Nearly every media outlet has made the move to online editorial content. Sure, that makes sense; the web and today’s search engine capabilities make the Internet THE source of information today. If you want to read up on “Cloud Computing” for example, you no longer flip through the pages of every tech or business magazine that you subscribe to. Instead, you’d typically start with a web-based search.
Some publications like eWEEK have made clearer distinctions between online and print content. Others under the IDG network have specific online versus print editors. And then there are newspapers. Chris O’Brien, business reporter for the San Jose Mercury News, has been open about how there is very little overlap in their online versus print readership—some drawing a correlation between Generation X and Generation Y. If it’s a generational trend, don’t you wonder what the media landscape will look like when readership is predominantly made up of millennials?
In case you missed it, Fortune is taking a new spin and testing the digital media waters with a start-up called FLYP Media. Taking storytelling to a different level, select Fortune stories are being developed into multimedia features that combine text, video, audio, animation, and interactivity. "The idea isn’t just to write a story and then add a video or an audio piece…it’s to really figure out the best way to conceptualize these stories as multimedia pieces,” says senior editor, Matthew Schaeffer at FLYP.

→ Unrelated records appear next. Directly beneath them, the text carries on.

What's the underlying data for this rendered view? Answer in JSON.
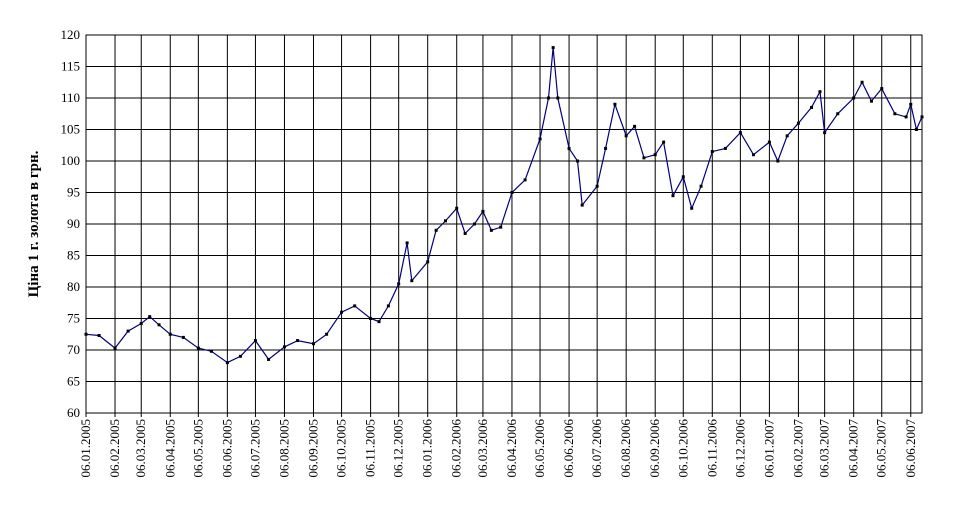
{
  "chart_data": {
    "type": "line",
    "y_label": "Ціна 1 г. золота в грн.",
    "ylim": [
      60,
      120
    ],
    "yticks": [
      60,
      65,
      70,
      75,
      80,
      85,
      90,
      95,
      100,
      105,
      110,
      115,
      120
    ],
    "xlim": [
      "06.01.2005",
      "18.06.2007"
    ],
    "xticks": [
      "06.01.2005",
      "06.02.2005",
      "06.03.2005",
      "06.04.2005",
      "06.05.2005",
      "06.06.2005",
      "06.07.2005",
      "06.08.2005",
      "06.09.2005",
      "06.10.2005",
      "06.11.2005",
      "06.12.2005",
      "06.01.2006",
      "06.02.2006",
      "06.03.2006",
      "06.04.2006",
      "06.05.2006",
      "06.06.2006",
      "06.07.2006",
      "06.08.2006",
      "06.09.2006",
      "06.10.2006",
      "06.11.2006",
      "06.12.2006",
      "06.01.2007",
      "06.02.2007",
      "06.03.2007",
      "06.04.2007",
      "06.05.2007",
      "06.06.2007"
    ],
    "grid": true,
    "series": [
      {
        "color": "#000080",
        "x": [
          "06.01.2005",
          "20.01.2005",
          "06.02.2005",
          "20.02.2005",
          "06.03.2005",
          "15.03.2005",
          "25.03.2005",
          "06.04.2005",
          "20.04.2005",
          "06.05.2005",
          "20.05.2005",
          "06.06.2005",
          "20.06.2005",
          "06.07.2005",
          "20.07.2005",
          "06.08.2005",
          "20.08.2005",
          "06.09.2005",
          "20.09.2005",
          "06.10.2005",
          "20.10.2005",
          "06.11.2005",
          "15.11.2005",
          "25.11.2005",
          "06.12.2005",
          "15.12.2005",
          "20.12.2005",
          "06.01.2006",
          "15.01.2006",
          "25.01.2006",
          "06.02.2006",
          "15.02.2006",
          "25.02.2006",
          "06.03.2006",
          "15.03.2006",
          "25.03.2006",
          "06.04.2006",
          "20.04.2006",
          "06.05.2006",
          "15.05.2006",
          "20.05.2006",
          "25.05.2006",
          "06.06.2006",
          "15.06.2006",
          "20.06.2006",
          "06.07.2006",
          "15.07.2006",
          "25.07.2006",
          "06.08.2006",
          "15.08.2006",
          "25.08.2006",
          "06.09.2006",
          "15.09.2006",
          "25.09.2006",
          "06.10.2006",
          "15.10.2006",
          "25.10.2006",
          "06.11.2006",
          "20.11.2006",
          "06.12.2006",
          "20.12.2006",
          "06.01.2007",
          "15.01.2007",
          "25.01.2007",
          "06.02.2007",
          "20.02.2007",
          "01.03.2007",
          "06.03.2007",
          "20.03.2007",
          "06.04.2007",
          "15.04.2007",
          "25.04.2007",
          "06.05.2007",
          "20.05.2007",
          "01.06.2007",
          "06.06.2007",
          "12.06.2007",
          "18.06.2007"
        ],
        "values": [
          72.5,
          72.3,
          70.3,
          73,
          74.2,
          75.3,
          74,
          72.5,
          72,
          70.3,
          69.8,
          68,
          69,
          71.5,
          68.5,
          70.5,
          71.5,
          71,
          72.5,
          76,
          77,
          75,
          74.5,
          77,
          80.5,
          87,
          81,
          84,
          89,
          90.5,
          92.5,
          88.5,
          90,
          92,
          89,
          89.5,
          95,
          97,
          103.5,
          110,
          118,
          110,
          102,
          100,
          93,
          96,
          102,
          109,
          104,
          105.5,
          100.5,
          101,
          103,
          94.5,
          97.5,
          92.5,
          96,
          101.5,
          102,
          104.5,
          101,
          103,
          100,
          104,
          106,
          108.5,
          111,
          104.5,
          107.5,
          110,
          112.5,
          109.5,
          111.5,
          107.5,
          107,
          109,
          105,
          107
        ]
      }
    ]
  }
}
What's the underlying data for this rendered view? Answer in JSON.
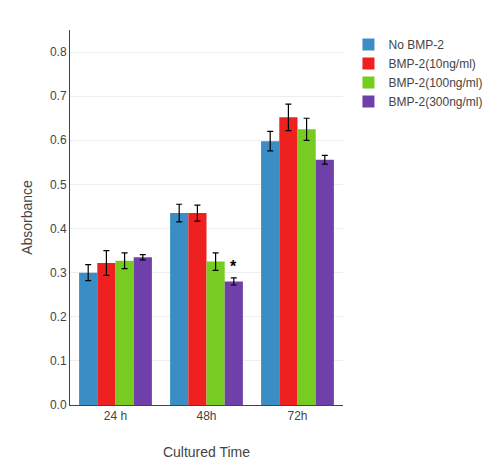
{
  "chart_data": {
    "type": "bar",
    "categories": [
      "24 h",
      "48h",
      "72h"
    ],
    "series": [
      {
        "name": "No BMP-2",
        "color": "#3A8DC5",
        "values": [
          0.3,
          0.435,
          0.598
        ],
        "errors": [
          0.018,
          0.02,
          0.022
        ]
      },
      {
        "name": "BMP-2(10ng/ml)",
        "color": "#EE2020",
        "values": [
          0.322,
          0.435,
          0.652
        ],
        "errors": [
          0.028,
          0.018,
          0.03
        ]
      },
      {
        "name": "BMP-2(100ng/ml)",
        "color": "#77CC22",
        "values": [
          0.327,
          0.325,
          0.625
        ],
        "errors": [
          0.018,
          0.02,
          0.025
        ]
      },
      {
        "name": "BMP-2(300ng/ml)",
        "color": "#7040AA",
        "values": [
          0.335,
          0.28,
          0.556
        ],
        "errors": [
          0.006,
          0.008,
          0.01
        ]
      }
    ],
    "annotations": [
      {
        "text": "*",
        "category": "48h",
        "series": "BMP-2(300ng/ml)"
      }
    ],
    "xlabel": "Cultured Time",
    "ylabel": "Absorbance",
    "ylim": [
      0,
      0.85
    ],
    "yticks": [
      {
        "value": 0,
        "label": "0.0"
      },
      0.1,
      0.2,
      0.3,
      0.4,
      0.5,
      0.6,
      0.7,
      0.8
    ],
    "grid": true,
    "legend": "right"
  }
}
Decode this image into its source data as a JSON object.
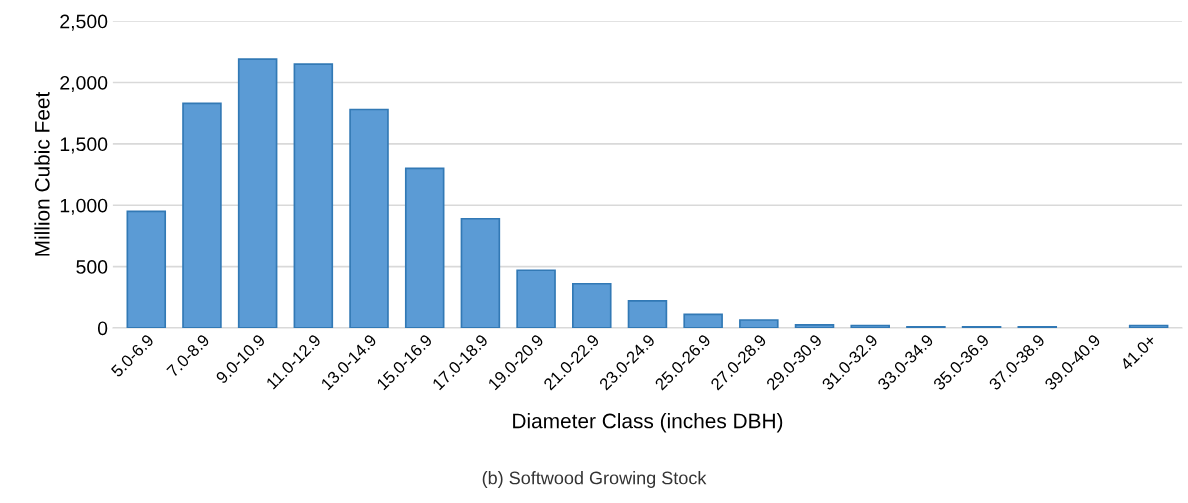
{
  "chart_data": {
    "type": "bar",
    "categories": [
      "5.0-6.9",
      "7.0-8.9",
      "9.0-10.9",
      "11.0-12.9",
      "13.0-14.9",
      "15.0-16.9",
      "17.0-18.9",
      "19.0-20.9",
      "21.0-22.9",
      "23.0-24.9",
      "25.0-26.9",
      "27.0-28.9",
      "29.0-30.9",
      "31.0-32.9",
      "33.0-34.9",
      "35.0-36.9",
      "37.0-38.9",
      "39.0-40.9",
      "41.0+"
    ],
    "values": [
      950,
      1830,
      2190,
      2150,
      1780,
      1300,
      890,
      470,
      360,
      220,
      110,
      65,
      25,
      20,
      10,
      10,
      10,
      null,
      20
    ],
    "color": "#5b9bd5",
    "xlabel": "Diameter Class (inches DBH)",
    "ylabel": "Million Cubic Feet",
    "ylim": [
      0,
      2500
    ],
    "yticks": [
      {
        "value": 0,
        "label": "0"
      },
      {
        "value": 500,
        "label": "500"
      },
      {
        "value": 1000,
        "label": "1,000"
      },
      {
        "value": 1500,
        "label": "1,500"
      },
      {
        "value": 2000,
        "label": "2,000"
      },
      {
        "value": 2500,
        "label": "2,500"
      }
    ],
    "grid": "y",
    "annotations": [
      "(b) Softwood Growing Stock"
    ]
  }
}
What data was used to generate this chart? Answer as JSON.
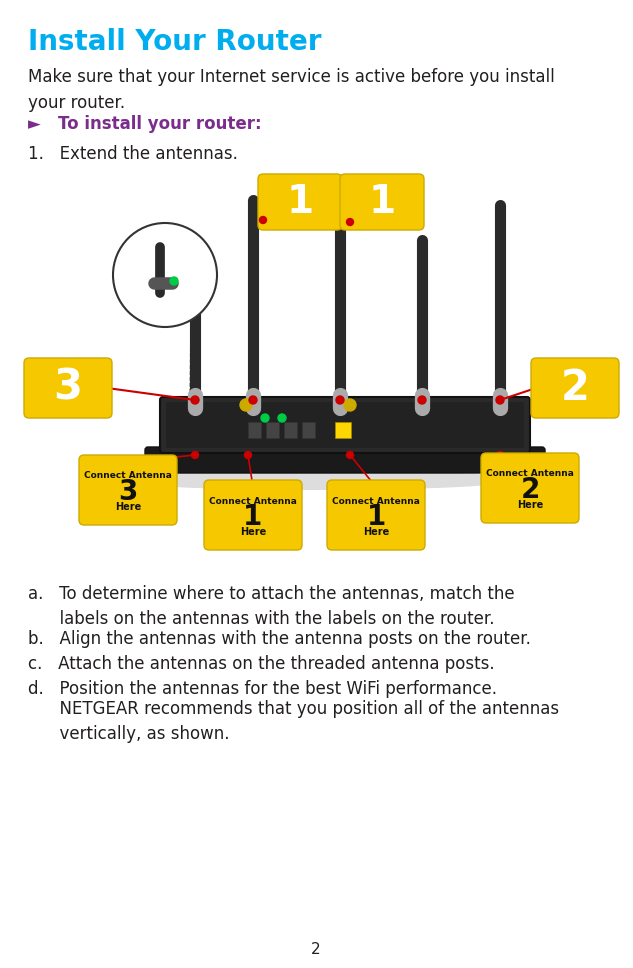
{
  "title": "Install Your Router",
  "title_color": "#00AEEF",
  "title_fontsize": 20,
  "page_number": "2",
  "bg_color": "#FFFFFF",
  "body_text_1": "Make sure that your Internet service is active before you install\nyour router.",
  "body_fontsize": 12,
  "body_color": "#231F20",
  "section_header": "►   To install your router:",
  "section_header_color": "#7B2D8B",
  "section_header_fontsize": 12,
  "step1_text": "1.   Extend the antennas.",
  "step1_fontsize": 12,
  "sub_steps_a": "a.   To determine where to attach the antennas, match the\n      labels on the antennas with the labels on the router.",
  "sub_steps_b": "b.   Align the antennas with the antenna posts on the router.",
  "sub_steps_c": "c.   Attach the antennas on the threaded antenna posts.",
  "sub_steps_d1": "d.   Position the antennas for the best WiFi performance.",
  "sub_steps_d2": "      NETGEAR recommends that you position all of the antennas\n      vertically, as shown.",
  "yellow_color": "#F5C800",
  "label_color": "#231F20",
  "red_line_color": "#CC0000",
  "router_color": "#2A2A2A",
  "antenna_color": "#2A2A2A",
  "white": "#FFFFFF",
  "dark_gray": "#1A1A1A",
  "green_led": "#00CC44"
}
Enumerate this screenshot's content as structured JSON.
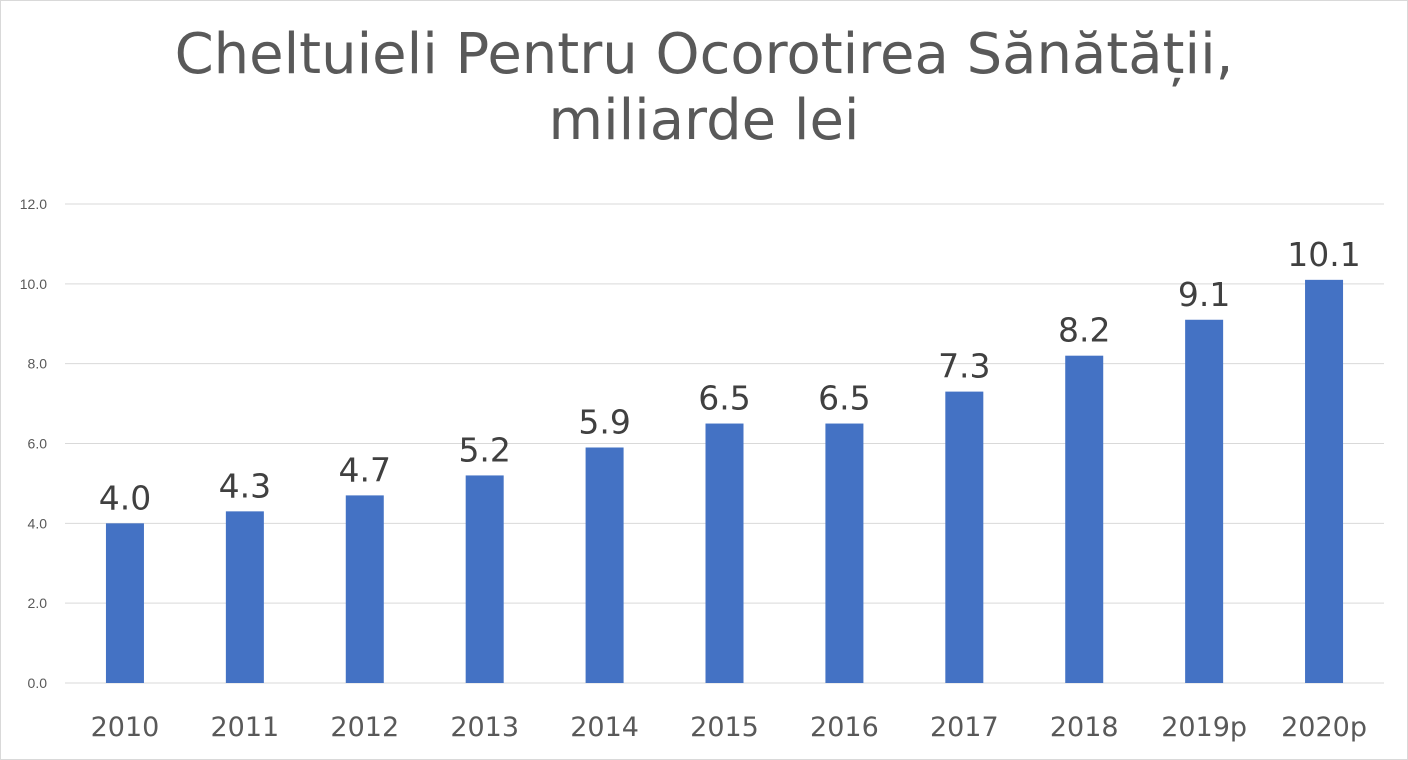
{
  "chart_data": {
    "type": "bar",
    "title": "Cheltuieli Pentru Ocorotirea Sănătății,\nmiliarde lei",
    "xlabel": "",
    "ylabel": "",
    "categories": [
      "2010",
      "2011",
      "2012",
      "2013",
      "2014",
      "2015",
      "2016",
      "2017",
      "2018",
      "2019p",
      "2020p"
    ],
    "values": [
      4.0,
      4.3,
      4.7,
      5.2,
      5.9,
      6.5,
      6.5,
      7.3,
      8.2,
      9.1,
      10.1
    ],
    "data_labels": [
      "4.0",
      "4.3",
      "4.7",
      "5.2",
      "5.9",
      "6.5",
      "6.5",
      "7.3",
      "8.2",
      "9.1",
      "10.1"
    ],
    "ylim": [
      0,
      12
    ],
    "yticks": [
      "0.0",
      "2.0",
      "4.0",
      "6.0",
      "8.0",
      "10.0",
      "12.0"
    ],
    "grid": true,
    "legend": "none",
    "colors": {
      "bar": "#4472c4",
      "grid": "#d9d9d9",
      "text": "#595959",
      "label": "#404040"
    }
  }
}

It’s been interesting to see how different publishers are approaching, adapting, and evolving editorial content based on Internet trends. Changes in new media can present some interesting challenges in PR, but I think we’ll also find they present some exciting opportunities. The key is to not blur the lines between journalism and advertising. Strategic PR still relies on the basics: being creative, building relationships and not losing sight of what makes a story newsworthy.